Web API integrations are not only convenient, but also a potential source of vulnerabilities. We provide full support for CORS (Cross-Origin Resource Sharing), as well as protection mechanisms against cross-site request forgery (CSRF) and malicious JavaScript (XSS) injection.
These measures are especially important when working with browser clients, frontend, dashboards and third-party integrations.
What is implemented
| Mechanism | Purpose and benefits |
|---|---|
| CORS settings | Restrict API access from trusted domains only |
| CSRF tokens | Check the legitimacy of POST/PUT requests from the browser |
| Cookie SameSite | Blocking unauthorized cross-domain cookies |
| XSS filtration | Clean up input and protect against script injection |
| Content Security Policy (CSP) | Manage allowed script and resource sources |
How does it work
1. Configure trusted source lists ('Access-Control-Allow-Origin')

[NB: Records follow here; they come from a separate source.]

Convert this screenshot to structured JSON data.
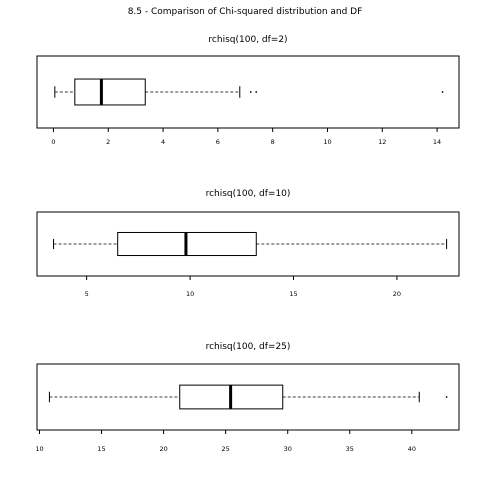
{
  "page": {
    "title": "8.5 - Comparison of Chi-squared distribution and DF"
  },
  "chart_data": [
    {
      "type": "boxplot",
      "title": "rchisq(100, df=2)",
      "orientation": "horizontal",
      "xlim": [
        -0.6,
        14.8
      ],
      "ticks": [
        0,
        2,
        4,
        6,
        8,
        10,
        12,
        14
      ],
      "tick_labels": [
        "0",
        "2",
        "4",
        "6",
        "8",
        "10",
        "12",
        "14"
      ],
      "stats": {
        "whisker_low": 0.05,
        "q1": 0.78,
        "median": 1.75,
        "q3": 3.35,
        "whisker_high": 6.8
      },
      "outliers": [
        7.2,
        7.4,
        14.2
      ]
    },
    {
      "type": "boxplot",
      "title": "rchisq(100, df=10)",
      "orientation": "horizontal",
      "xlim": [
        2.6,
        23.0
      ],
      "ticks": [
        5,
        10,
        15,
        20
      ],
      "tick_labels": [
        "5",
        "10",
        "15",
        "20"
      ],
      "stats": {
        "whisker_low": 3.4,
        "q1": 6.5,
        "median": 9.8,
        "q3": 13.2,
        "whisker_high": 22.4
      },
      "outliers": []
    },
    {
      "type": "boxplot",
      "title": "rchisq(100, df=25)",
      "orientation": "horizontal",
      "xlim": [
        9.8,
        43.8
      ],
      "ticks": [
        10,
        15,
        20,
        25,
        30,
        35,
        40
      ],
      "tick_labels": [
        "10",
        "15",
        "20",
        "25",
        "30",
        "35",
        "40"
      ],
      "stats": {
        "whisker_low": 10.8,
        "q1": 21.3,
        "median": 25.4,
        "q3": 29.6,
        "whisker_high": 40.6
      },
      "outliers": [
        42.8
      ]
    }
  ]
}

2. All requests pass CORS preflight (OPTIONS) with header validation
3. For forms, uses a CSRF token that is verified on the server
4. All input data is XSS filtered and screened
5. CSP restricts execution of scripts only from authorized sources
API and frontend benefits
Prevent theft of data and tokens through third-party sites
Safe work with browsers, SPA and third-party integrations
Flexible configuration of allowed domains, methods, headers
Protect sessions and authorization from tampering or capture
Increase user and auditor confidence in your API
Where especially important
Web applications using APIs from browser
Dashboards, personal accounts, admins
SPA applications and frontend on React, Vue, Angular
Platforms with custom tokens or cookie authorization
CORS, CSRF and XSS are the foundation of front-end security when working with APIs. We provide strong security and flexibility to keep your integrations both functional and secure.